The role of play in creativity is reflected in the courtyard of the gallery where the youthful artists get to create traditional toys like gyroscopes or statues and unleash their creative energies in new ways.
While the works in the exhibition range from doodles and stick figures by younger children to the two-dimensional drawings or murals of their older peers, they have much in common due to their precocity. The former is typified by the works “Palindo” by 5-year-old Cantika Aisyah Fitri Mursalin and “Kepala-Kepala Tadulako” (“The Heads of Tadulako”) by her 8-year-old brother Muhammad Gading Mursalin, which feature their point of view about daily life in their Central Sulawesi home.
The works, which portray various scenes like Independence Day celebrations, pastimes such as kite flying, and family portraits, show a naive yet sharp eye for their surroundings. The looks of the subjects, from cheery and gruff adults to open faced children, show the artists to be keen observers of their surroundings.

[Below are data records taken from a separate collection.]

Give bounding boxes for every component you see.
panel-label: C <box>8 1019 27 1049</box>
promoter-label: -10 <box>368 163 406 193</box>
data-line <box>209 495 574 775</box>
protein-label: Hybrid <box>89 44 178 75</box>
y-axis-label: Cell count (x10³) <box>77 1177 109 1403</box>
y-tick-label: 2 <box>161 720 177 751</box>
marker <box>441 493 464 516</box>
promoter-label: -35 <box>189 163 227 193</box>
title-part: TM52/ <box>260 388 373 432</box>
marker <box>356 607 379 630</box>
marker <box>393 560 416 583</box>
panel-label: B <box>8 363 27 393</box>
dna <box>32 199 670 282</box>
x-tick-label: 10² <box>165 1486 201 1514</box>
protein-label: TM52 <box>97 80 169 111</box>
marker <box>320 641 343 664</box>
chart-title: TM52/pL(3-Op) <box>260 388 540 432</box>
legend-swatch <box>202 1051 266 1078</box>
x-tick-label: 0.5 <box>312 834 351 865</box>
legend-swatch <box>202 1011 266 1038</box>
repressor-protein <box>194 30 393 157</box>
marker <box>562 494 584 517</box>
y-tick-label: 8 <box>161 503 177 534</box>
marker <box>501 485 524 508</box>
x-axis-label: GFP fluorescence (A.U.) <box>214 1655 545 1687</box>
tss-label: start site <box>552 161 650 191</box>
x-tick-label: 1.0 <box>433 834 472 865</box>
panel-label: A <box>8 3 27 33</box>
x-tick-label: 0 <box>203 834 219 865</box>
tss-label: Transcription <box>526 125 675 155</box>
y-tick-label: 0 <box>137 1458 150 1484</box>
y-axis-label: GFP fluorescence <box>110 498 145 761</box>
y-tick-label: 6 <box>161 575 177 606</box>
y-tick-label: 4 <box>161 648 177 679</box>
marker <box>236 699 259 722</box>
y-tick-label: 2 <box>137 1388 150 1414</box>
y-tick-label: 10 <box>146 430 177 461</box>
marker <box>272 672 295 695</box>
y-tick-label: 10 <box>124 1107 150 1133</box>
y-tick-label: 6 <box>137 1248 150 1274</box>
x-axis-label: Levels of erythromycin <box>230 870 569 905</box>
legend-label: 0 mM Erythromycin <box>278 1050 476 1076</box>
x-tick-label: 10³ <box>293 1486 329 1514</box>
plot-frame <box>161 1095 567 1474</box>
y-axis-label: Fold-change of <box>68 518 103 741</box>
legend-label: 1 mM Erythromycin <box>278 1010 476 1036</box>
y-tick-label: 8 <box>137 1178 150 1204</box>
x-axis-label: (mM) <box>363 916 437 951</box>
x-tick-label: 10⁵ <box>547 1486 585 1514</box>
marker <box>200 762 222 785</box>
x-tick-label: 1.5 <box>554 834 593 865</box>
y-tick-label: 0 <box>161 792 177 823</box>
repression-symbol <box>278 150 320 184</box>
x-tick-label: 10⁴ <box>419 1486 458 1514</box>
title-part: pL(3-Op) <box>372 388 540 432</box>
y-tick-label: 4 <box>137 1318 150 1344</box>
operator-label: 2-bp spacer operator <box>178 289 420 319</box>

On the other hand, Jihan Az-Azahra’s “Budayaku” (“My Culture”) shows more advanced development, as seen in the truer portrayal of form, vivid colors and more expressive eyes. The 8-year-old’s work reflects Yuswantoro’s premise about children’s ability to rationalize and use logic to portray the human form. While the subjects’ heads and eyes are still too big for their bodies, the pride the artist felt in her traditional Dayak culture is reflected by the use of bright colors in the foliage, traditional costumes, and even feathers.
The use of brilliant colors and foliage is just as vividly reflected in “Burung Kukoo” (“Cuckoo Bird”) by Jakarta-based artist Hubert Leo. The work is nothing less than a riot of colors, as the green ferns and red foliage vie for the viewers’ attention. On the other hand, the Cuckoo is relatively drab, reminiscent of the “Where’s Waldo” drawings that were in vogue in the 1990s. Whether that is Hubert’s intent, or he intends for the viewer to seek out the bird amid all that color, is not clear.

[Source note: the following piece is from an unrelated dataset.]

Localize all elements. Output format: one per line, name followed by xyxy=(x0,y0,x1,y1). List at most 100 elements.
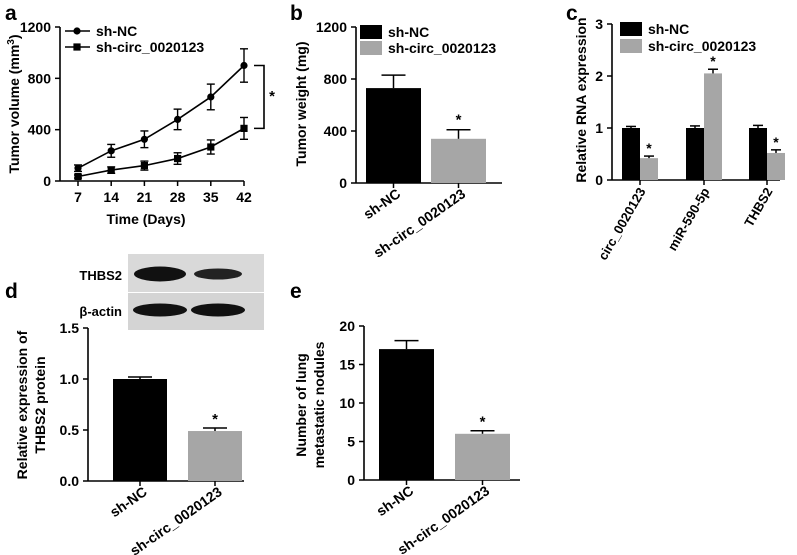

While individual artists may be highlights, they are not its only feature. Studio Sanggar Daun (Leaf Studios), based in Surabaya, East Java, celebrated its hometown with “Surabaya,” a panorama of the city. Painted in a naive, two-dimensional style, the work engages the viewer by juxtaposing contrasting colors, from the green of the tree leaves and parks, to the fiery red of the tree roots as well as the soil shows the children’s awareness of their urban surroundings.

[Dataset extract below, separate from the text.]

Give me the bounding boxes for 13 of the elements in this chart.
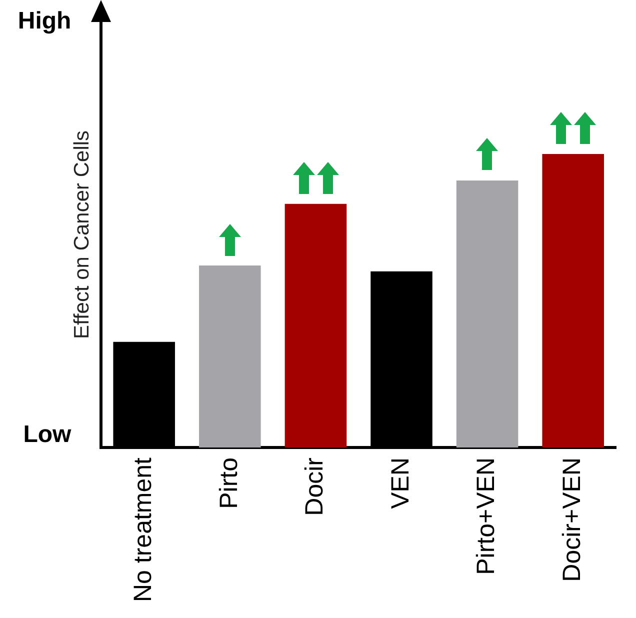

The curators explained that they needed to bring out their teaching bag of tricks to stimulate the artists’ creative impulses.
“Motivating the children requires a mix of encouragement, cajoling and even mockery in a challenging way,” said Yuswantoro.
“For instance, we have to challenge them to show their potential. All the time we give them the space and initiative they need to create,” Kuss added.
“We introduce themes for the children to work with. It sounds like it limits their creativity, but it does wonders because it helps them focus. The children’s work still comes out with surprising results.”